By law, workers are not entitled to have public holidays as annual leave although that entitlement is commonly the contractual position. There is also no legal right to enhanced pay when working on a public holiday, but that is sometimes an incentive provided in employment contracts. Difficulties with regards to part-time workers can arise where a business closes for public holidays, so employees should seek advice if they need clarity on this.
In the absence of an agreed leave year the default position is that each member of staff will have their own leave year, which runs from the anniversary of when they commenced employment. Having a variety of individual leave years is administratively problematic so most employers set an annual leave year for all employees.
The usual position with annual leave is that entitlement cannot be carried from one leave year into another leave year. Therefore workers need to ‘use it or lose it’.
However, if workers have been unable to take their leave due to being on sick leave or on parental leave they are entitled to carry unused leave into the next leave year. Where workers are prevented from taking their annual leave entitlement, for example because an employer repeatedly refuses to authorise annual leave, the worker can pursue an Employment Tribunal claim.

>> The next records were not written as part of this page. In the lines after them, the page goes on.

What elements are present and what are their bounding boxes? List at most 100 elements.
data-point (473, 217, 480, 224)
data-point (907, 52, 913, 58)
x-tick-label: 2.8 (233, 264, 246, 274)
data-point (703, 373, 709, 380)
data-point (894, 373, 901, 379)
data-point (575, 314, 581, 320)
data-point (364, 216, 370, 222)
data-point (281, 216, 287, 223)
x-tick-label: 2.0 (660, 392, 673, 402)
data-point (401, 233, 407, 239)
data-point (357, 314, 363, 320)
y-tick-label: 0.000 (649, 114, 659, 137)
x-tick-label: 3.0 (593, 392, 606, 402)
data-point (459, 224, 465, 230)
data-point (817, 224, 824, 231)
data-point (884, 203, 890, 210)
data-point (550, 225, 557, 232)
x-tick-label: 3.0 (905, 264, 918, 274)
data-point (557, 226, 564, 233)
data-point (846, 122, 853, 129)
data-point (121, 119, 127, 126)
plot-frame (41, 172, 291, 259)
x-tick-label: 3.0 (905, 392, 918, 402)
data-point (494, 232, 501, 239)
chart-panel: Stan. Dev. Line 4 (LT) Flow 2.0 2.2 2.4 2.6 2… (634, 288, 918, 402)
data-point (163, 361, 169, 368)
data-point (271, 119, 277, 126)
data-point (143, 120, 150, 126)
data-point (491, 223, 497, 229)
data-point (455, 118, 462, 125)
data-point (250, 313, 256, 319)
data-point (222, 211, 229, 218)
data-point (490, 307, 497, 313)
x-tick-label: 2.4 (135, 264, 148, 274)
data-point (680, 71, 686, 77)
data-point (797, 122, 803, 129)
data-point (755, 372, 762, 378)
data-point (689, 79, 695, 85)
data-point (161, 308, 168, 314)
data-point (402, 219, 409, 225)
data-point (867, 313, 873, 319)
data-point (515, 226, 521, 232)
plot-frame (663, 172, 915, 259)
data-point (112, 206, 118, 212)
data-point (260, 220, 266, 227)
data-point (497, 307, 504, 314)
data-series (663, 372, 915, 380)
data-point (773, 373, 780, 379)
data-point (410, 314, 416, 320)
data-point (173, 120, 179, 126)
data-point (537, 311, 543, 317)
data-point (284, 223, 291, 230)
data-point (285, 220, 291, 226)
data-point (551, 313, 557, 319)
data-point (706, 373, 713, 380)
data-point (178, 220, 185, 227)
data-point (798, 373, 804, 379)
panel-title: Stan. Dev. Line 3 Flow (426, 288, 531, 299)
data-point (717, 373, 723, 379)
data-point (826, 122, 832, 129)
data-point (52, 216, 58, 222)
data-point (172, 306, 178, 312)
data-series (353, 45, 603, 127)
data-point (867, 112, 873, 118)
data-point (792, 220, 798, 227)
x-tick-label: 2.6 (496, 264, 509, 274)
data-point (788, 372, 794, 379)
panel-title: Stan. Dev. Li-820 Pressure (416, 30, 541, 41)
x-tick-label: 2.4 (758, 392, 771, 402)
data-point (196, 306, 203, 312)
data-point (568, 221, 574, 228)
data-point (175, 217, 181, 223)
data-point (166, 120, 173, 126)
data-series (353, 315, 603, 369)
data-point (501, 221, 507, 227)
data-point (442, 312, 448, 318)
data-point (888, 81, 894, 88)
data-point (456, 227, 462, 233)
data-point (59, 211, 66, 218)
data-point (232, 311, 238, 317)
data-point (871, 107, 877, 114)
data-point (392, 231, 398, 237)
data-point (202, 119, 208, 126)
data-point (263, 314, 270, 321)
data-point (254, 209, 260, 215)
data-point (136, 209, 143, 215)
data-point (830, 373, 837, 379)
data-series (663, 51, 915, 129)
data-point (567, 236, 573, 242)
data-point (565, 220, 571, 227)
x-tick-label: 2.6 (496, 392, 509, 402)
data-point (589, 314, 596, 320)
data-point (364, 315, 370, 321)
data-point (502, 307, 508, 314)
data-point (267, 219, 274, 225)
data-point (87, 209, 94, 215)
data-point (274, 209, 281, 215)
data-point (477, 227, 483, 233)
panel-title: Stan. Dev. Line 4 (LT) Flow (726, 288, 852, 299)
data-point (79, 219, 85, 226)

There is a mechanism within the Working Time Regulations that allows an employer to tell their employees and workers to take holiday at particular times. For example, employers could tell workers to take time off during factory shutdowns or restrict staff from taking holiday in busy periods. However that mechanism is unwieldy so having a clear contractual right to tell employees and workers that they need to take leave at a particular time, including during their notice period, is advisable.
When requesting holiday, the Working Time Regulations state that employees should give twice as much notice as the amount of leave they wish to take. The employer should do the same when requesting a member of staff to take leave. However, employment contracts will often specify different notices provisions.
The purpose of paid holiday is as a health and safety measure and therefore it is unlawful for an employer to purchase statutory holiday entitlement from a worker. However, it is possible to buy or sell holiday to the extent that contractual holiday entitlement exceeds statutory entitlement.
For example, if a contract of employment for someone working five days a week specifies that they are due annual leave of 32 days a year, that annual leave entitlement exceeds the statutory minimum by four days. It would be open to an employer to seek to ‘purchase’ those four days from a worker if the worker was open to ‘selling’ them.
Where workers always receive the same pay, calculating holiday pay is straightforward. It is more complicated when workers receive variable pay or receive the same monthly basic pay but may have an additional contractual performance bonus at some stage in the year.
Previously, holiday pay was calculated using basic pay only and therefore overtime, commission and contractual bonuses did not feature in the calculation. In recent years, a series of Tribunal cases have significantly altered the position and now those additional payments need to be considered. Benefits in kind, expenses claims and ad hoc occasional payments that are not thought of as being part of a worker’s usual remuneration do not need to be considered.
The law states that, when a worker with variable pay takes holiday, the employer should use their average earnings across the previous twelve weeks to calculate the amount of holiday pay that they are due. This can lead to a situation where an employee who received a contractual annual bonus will obtain higher holiday pay if they take leave shortly after receiving their bonus than they would do if they took holiday much later in the year. The 12-week calculation period is being increased to 52 weeks from April next year, which will remove that anomaly but may create other problems.
Workers are entitled to receive a payment for accrued but unused holiday upon termination of their employment, however the situation was caused.
The Working Time Regulations suggest the amount can be agreed in a contract and can be less than the usual method of calculating holiday pay. This has led some employers to seek to specify that in instances of a gross misconduct dismissal the amount a worker would receive as payment for accrued but unused holiday is £1. This has not been successful when tested in court.
If a worker has taken more holiday than they have accrued at the point of termination, the employer can make a deduction from final salary but only if there is an agreement to that effect. Therefore, it is strongly recommended that employment contracts make provision for that.